At the heart of the book is what Sizemore calls “intentional cooking,” a practice rooted in mindfulness rather than rules. Drawing on her longtime meditation practice, she encourages home cooks to slow down, take a few grounding breaths, and engage their senses before and during the act of cooking. Each recipe is paired with a short intention—simple prompts that invite attention to texture, aroma, and feeling—without demanding perfection or calm at all times. Sizemore is clear that real life still happens in the kitchen: kids complain, food burns, evenings feel rushed. The practice is flexible by design.
That flexibility is also built into the recipes themselves. Every dish includes at least two variations, offering different flavor paths or ingredient swaps that encourage creativity and responsiveness rather than strict adherence. A one-pot whole chicken can take on French or Moroccan notes; granola clusters can skew peanut-chocolate or fruit-and-nut; a sheet-pan panzanella adapts easily to the season. All of the recipes are gluten-free, reflecting Sizemore’s own needs, but they’re written to appeal broadly, without signaling restriction or dietary dogma.
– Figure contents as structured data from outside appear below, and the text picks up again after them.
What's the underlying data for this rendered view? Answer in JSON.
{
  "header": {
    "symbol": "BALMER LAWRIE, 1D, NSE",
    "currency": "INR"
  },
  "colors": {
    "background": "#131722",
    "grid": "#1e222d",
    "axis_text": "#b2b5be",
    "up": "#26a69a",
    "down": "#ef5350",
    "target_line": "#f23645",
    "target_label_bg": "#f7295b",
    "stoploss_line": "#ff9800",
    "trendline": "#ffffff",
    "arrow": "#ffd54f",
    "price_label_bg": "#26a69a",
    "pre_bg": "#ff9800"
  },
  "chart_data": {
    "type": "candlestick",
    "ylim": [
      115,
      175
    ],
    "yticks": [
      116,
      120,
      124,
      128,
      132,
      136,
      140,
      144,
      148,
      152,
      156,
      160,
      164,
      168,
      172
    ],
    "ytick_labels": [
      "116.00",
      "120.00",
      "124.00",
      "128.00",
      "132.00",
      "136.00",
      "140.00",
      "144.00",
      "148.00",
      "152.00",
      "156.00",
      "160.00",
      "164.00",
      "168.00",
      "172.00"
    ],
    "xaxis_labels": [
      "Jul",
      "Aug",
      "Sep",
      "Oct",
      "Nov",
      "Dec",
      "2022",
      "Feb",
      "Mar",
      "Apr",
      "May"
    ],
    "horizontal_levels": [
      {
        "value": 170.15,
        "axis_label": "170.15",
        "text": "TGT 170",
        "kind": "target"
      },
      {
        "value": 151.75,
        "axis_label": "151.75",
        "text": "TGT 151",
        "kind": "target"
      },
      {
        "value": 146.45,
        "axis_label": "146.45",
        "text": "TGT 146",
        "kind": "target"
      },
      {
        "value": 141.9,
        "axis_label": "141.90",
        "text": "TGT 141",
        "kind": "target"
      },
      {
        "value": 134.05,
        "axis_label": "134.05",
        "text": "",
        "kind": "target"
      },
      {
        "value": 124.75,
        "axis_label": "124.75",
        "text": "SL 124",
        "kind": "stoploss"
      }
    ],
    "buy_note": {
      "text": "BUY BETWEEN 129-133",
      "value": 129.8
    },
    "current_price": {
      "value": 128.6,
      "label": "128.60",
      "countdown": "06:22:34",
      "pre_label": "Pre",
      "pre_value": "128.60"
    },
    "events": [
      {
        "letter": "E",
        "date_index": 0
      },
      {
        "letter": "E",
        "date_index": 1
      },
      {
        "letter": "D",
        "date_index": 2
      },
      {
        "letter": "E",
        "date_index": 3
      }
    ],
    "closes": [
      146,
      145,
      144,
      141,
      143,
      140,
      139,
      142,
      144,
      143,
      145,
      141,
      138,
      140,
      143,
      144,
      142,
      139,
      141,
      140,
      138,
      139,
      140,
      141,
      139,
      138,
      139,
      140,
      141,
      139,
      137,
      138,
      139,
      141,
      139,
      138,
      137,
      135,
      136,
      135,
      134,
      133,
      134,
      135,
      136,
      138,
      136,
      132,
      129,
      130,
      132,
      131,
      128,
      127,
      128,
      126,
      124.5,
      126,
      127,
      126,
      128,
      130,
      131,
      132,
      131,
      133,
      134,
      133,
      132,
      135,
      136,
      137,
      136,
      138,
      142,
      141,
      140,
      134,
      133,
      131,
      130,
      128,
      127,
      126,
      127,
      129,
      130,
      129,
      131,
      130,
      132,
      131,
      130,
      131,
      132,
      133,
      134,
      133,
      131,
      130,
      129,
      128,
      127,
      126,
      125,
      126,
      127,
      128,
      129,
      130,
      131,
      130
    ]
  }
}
The food itself is comforting and contemporary, leaning toward streamlined techniques and bold, accessible flavors. Dishes like tahini chili crisp noodle bowls, crispy sushi rice bake, socca “pizza,” and wintery salads and stews emphasize practicality without feeling utilitarian. Sheet pans, single pots, and adaptable sauces appear throughout, reinforcing the book’s message that cooking well doesn’t require exhaustion.

Beyond the pages of the cookbook, Sizemore continues these conversations in her Substack newsletter, Mind Body Spirit Food, where she shares seasonal recipes, reflections on mindful eating, and insights into building a more intuitive relationship with food. The newsletter functions as an ongoing extension of the book’s ethos—a place where intention, adaptability, and everyday cooking intersect in real time.
Taken together, Mind, Body, Spirit, Food makes a case for changing how we approach the daily task of feeding ourselves. Sizemore invites readers to bring a little more awareness—and a little less pressure—into the kitchen, trusting that nourishment can come from both the food on the plate and the way it’s prepared.